BLBG:Dollar Gains Before Housing Data As Stocks Fluctuate
The dollar strengthened before a report that will probably show the U.S. housing market is stabilizing. U.S. stock-index futures and European equities were little changed, while emerging-market shares fell for a second day as foreign investment in China dropped to a two-year low.
The dollar appreciated against most of its 16 major peers, gaining 0.4 percent versus the yen at 7:25 a.m. in New York. The pound rallied after U.K. retail sales unexpectedly rose. Standard & Poor’s 500 Index futures added 0.2 percent. The Stoxx Europe 600 Index (SXXP) slipped less than 0.1 percent, with the number of shares changing hands 27 percent lower than the 30-day average. The MSCI Emerging Markets Index (MXEF) fell 0.1 percent. Wheat jumped 1.7 percent.
New home construction in the U.S. probably held near a four-year high, economists said before the Commerce Department report today. Federal Reserve Bank of Dallas President Richard Fisher said yesterday the economy probably won’t lapse into a recession in 2013 and that new stimulus won’t spur growth. China reported foreign direct investment fell for the eighth time in nine months, while a person familiar with the matter said Spain is about to get an emergency disbursement from a 100 billion- euro ($123 billion) bailout package.
“We’re bullish on the dollar,” Lee Hardman, a foreign- exchange strategist at Bank of Tokyo-Mitsubishi UFJ Ltd., said in an interview. “We are anticipating the crisis in Europe will further escalate and not convinced by the so-called plans to ease the debt crisis. I don’t think the Fed is in a rush to implement” more stimulus, he said.
The yen weakened against all 16 major counterparts, and euro declined 0.1 percent to $1.2282.
Pound Gains
The pound strengthened 0.1 percent against the dollar after weakening as much as 0.3 percent. Retail sales including auto fuel gained 0.3 percent in July, compared with a 0.1 percent decline predicted by the media estimate of 22 economists in a Bloomberg survey.
The yield on Spain’s 10-year bonds fell for a fourth day, losing three basis points to 6.61 percent. The rate on benchmark German bunds dropped two basis points to 1.55 percent, while the yield on similar-maturity Italian bonds rose eight basis points.
European telecommunications companies posted the biggest drop of the 19 industries in the Stoxx 600 as Telekom Austria NV tumbled 5.1 percent. The phone company that is partly owned by Carlos Slim’s America Movil SAB cut its profit and sales forecast for 2012. Novozymes A/S (NZYMB) jumped 2.5 percent after reporting second-quarter net income that exceeded analysts’ estimates.
Housing Starts
The gain in U.S. index futures indicated the S&P 500 will extend yesterday 0.1 percent advance. Builders broke ground on 756,000 houses at an annual rate, according to the median estimate of 79 economists surveyed by Bloomberg News. June’s 760,000 pace was the highest since October 2008.
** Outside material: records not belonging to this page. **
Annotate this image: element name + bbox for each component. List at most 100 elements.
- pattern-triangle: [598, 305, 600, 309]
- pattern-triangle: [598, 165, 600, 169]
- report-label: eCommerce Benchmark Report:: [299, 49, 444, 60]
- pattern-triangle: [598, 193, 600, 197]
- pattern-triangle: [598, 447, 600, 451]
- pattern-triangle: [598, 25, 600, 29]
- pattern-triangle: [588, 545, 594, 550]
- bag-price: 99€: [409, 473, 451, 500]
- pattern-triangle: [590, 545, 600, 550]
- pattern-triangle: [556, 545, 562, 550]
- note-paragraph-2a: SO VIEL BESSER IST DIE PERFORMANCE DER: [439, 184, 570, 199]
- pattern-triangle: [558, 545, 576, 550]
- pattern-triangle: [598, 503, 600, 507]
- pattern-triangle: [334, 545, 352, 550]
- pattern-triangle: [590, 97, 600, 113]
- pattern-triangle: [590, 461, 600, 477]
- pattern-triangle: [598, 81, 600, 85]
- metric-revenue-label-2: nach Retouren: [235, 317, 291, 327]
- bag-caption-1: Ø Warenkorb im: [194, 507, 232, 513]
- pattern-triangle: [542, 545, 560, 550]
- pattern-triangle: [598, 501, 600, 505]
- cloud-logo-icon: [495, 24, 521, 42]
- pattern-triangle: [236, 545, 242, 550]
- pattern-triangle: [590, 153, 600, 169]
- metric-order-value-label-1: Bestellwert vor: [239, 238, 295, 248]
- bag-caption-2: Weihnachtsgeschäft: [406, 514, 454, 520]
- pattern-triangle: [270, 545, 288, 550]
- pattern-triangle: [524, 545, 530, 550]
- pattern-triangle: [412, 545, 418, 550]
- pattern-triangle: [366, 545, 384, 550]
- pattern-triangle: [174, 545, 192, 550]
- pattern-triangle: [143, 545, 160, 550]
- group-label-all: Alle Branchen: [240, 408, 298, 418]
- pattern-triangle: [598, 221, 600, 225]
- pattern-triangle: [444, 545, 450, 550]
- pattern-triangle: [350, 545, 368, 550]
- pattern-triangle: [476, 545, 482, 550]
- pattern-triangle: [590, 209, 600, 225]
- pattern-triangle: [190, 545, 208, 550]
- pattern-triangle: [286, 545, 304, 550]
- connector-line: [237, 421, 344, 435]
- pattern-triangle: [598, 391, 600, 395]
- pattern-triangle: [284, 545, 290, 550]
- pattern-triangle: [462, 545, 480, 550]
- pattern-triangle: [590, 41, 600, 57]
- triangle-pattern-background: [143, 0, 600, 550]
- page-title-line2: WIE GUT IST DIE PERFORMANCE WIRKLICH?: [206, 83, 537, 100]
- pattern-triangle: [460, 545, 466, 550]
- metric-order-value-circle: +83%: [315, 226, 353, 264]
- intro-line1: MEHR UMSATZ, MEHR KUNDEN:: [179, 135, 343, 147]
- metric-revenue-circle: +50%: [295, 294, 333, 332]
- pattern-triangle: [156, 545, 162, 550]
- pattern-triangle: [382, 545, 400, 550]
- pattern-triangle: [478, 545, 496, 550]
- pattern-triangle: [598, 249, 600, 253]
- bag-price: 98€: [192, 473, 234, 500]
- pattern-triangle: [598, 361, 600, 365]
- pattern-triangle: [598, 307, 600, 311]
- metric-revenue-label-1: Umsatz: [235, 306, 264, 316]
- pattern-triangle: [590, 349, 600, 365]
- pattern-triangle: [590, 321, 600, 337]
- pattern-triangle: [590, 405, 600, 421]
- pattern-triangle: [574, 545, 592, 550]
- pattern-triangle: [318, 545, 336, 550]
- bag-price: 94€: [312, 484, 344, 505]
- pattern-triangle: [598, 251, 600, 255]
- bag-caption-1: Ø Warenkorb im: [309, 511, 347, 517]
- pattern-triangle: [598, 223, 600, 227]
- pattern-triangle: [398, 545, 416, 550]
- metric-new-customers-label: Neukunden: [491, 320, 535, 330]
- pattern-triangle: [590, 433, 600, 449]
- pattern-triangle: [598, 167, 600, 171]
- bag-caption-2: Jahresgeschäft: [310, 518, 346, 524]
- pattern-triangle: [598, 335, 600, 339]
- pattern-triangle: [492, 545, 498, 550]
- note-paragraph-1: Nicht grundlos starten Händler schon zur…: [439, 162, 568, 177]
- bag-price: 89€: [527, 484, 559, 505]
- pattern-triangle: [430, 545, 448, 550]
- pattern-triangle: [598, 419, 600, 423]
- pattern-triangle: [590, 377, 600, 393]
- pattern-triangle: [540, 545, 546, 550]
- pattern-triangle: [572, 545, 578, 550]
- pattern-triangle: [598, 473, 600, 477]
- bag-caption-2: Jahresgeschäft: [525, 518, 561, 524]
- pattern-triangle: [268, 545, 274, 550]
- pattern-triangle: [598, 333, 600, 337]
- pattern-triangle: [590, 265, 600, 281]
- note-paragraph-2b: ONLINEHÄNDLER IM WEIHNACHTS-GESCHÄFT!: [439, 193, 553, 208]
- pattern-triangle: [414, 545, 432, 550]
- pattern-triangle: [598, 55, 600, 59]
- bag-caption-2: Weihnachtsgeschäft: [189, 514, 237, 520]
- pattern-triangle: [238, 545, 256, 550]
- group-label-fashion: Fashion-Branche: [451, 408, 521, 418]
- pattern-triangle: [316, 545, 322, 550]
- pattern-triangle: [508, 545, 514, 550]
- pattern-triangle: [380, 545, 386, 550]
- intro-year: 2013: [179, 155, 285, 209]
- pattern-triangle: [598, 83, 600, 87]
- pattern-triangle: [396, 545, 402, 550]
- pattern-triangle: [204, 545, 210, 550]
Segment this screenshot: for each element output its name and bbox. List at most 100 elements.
Other reports may show manufacturing in the Philadelphia area shrank in August and claims for unemployment benefits were little changed last week.
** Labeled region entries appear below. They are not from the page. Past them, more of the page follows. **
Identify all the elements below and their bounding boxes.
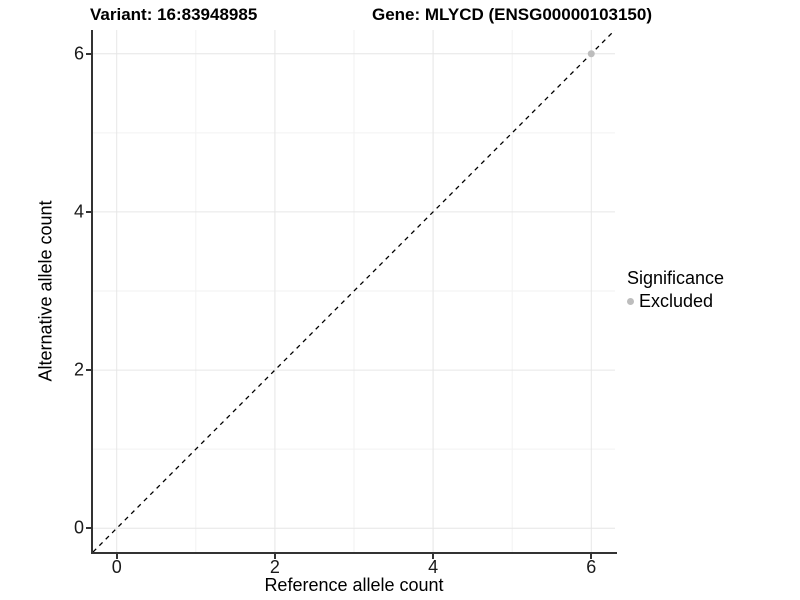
plot-overlay [93,30,615,552]
legend-item-label: Excluded [639,291,714,311]
y-axis-title: Alternative allele count [35,200,56,382]
excluded-point-icon [627,298,634,305]
x-tick-mark [432,554,435,559]
x-tick-label: 4 [428,557,439,577]
title-variant: Variant: 16:83948985 [90,5,258,24]
y-tick-label: 4 [73,201,84,222]
identity-line [93,30,615,552]
y-tick-mark [86,527,91,530]
x-tick-label: 0 [111,557,122,577]
y-tick-label: 2 [73,359,84,380]
y-tick-mark [86,210,91,213]
legend-item-excluded: Excluded [627,291,724,312]
plot-panel [93,30,615,552]
y-tick-mark [86,369,91,372]
legend-title: Significance [627,268,725,288]
title-gene: Gene: MLYCD (ENSG00000103150) [372,5,653,24]
x-axis-title: Reference allele count [264,575,444,595]
data-point-excluded [587,50,595,58]
x-tick-mark [115,554,118,559]
x-tick-label: 2 [269,557,280,577]
x-tick-label: 6 [586,557,597,577]
y-axis-line [91,30,93,554]
x-tick-mark [273,554,276,559]
x-tick-mark [590,554,593,559]
legend: Significance Excluded [627,268,724,312]
y-tick-mark [86,52,91,55]
x-axis-line [91,552,617,554]
y-tick-label: 6 [73,43,84,64]
y-tick-label: 0 [73,517,84,538]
Cisco Systems Inc. (CSCO) surged 5.5 percent in pre-market trading as the biggest maker of computer-networking equipment reported quarterly profit and sales that beat analysts’ projections. Wal- Mart Stores Inc. dropped 2.7 percent. The company reported second-quarter earnings per share of $1.18, compared with $1.17 in a Bloomberg survey of analysts.
Wheat gained for a second day on speculation that demand will increase for U.S. and European grains as dry weather reduces supplies in Russia. Farmers in Russia, the world’s third biggest wheat exporter last season, have harvested 27.9 million metric tons of the grain so far this year, 17 percent less than in 2011, as yields declined, the country’s Agriculture Ministry said today.
Arabica coffee was down the most, at 1 percent, and zinc declined 0.7 percent. Copper rose 0.3 percent in London.
The Shanghai Composite Index slid 0.3 percent after the smallest inflow of foreign direct investment since July 2010. India’s Sensex lost 0.4 percent, while Russia’s Micex Index added less than 0.1 percent.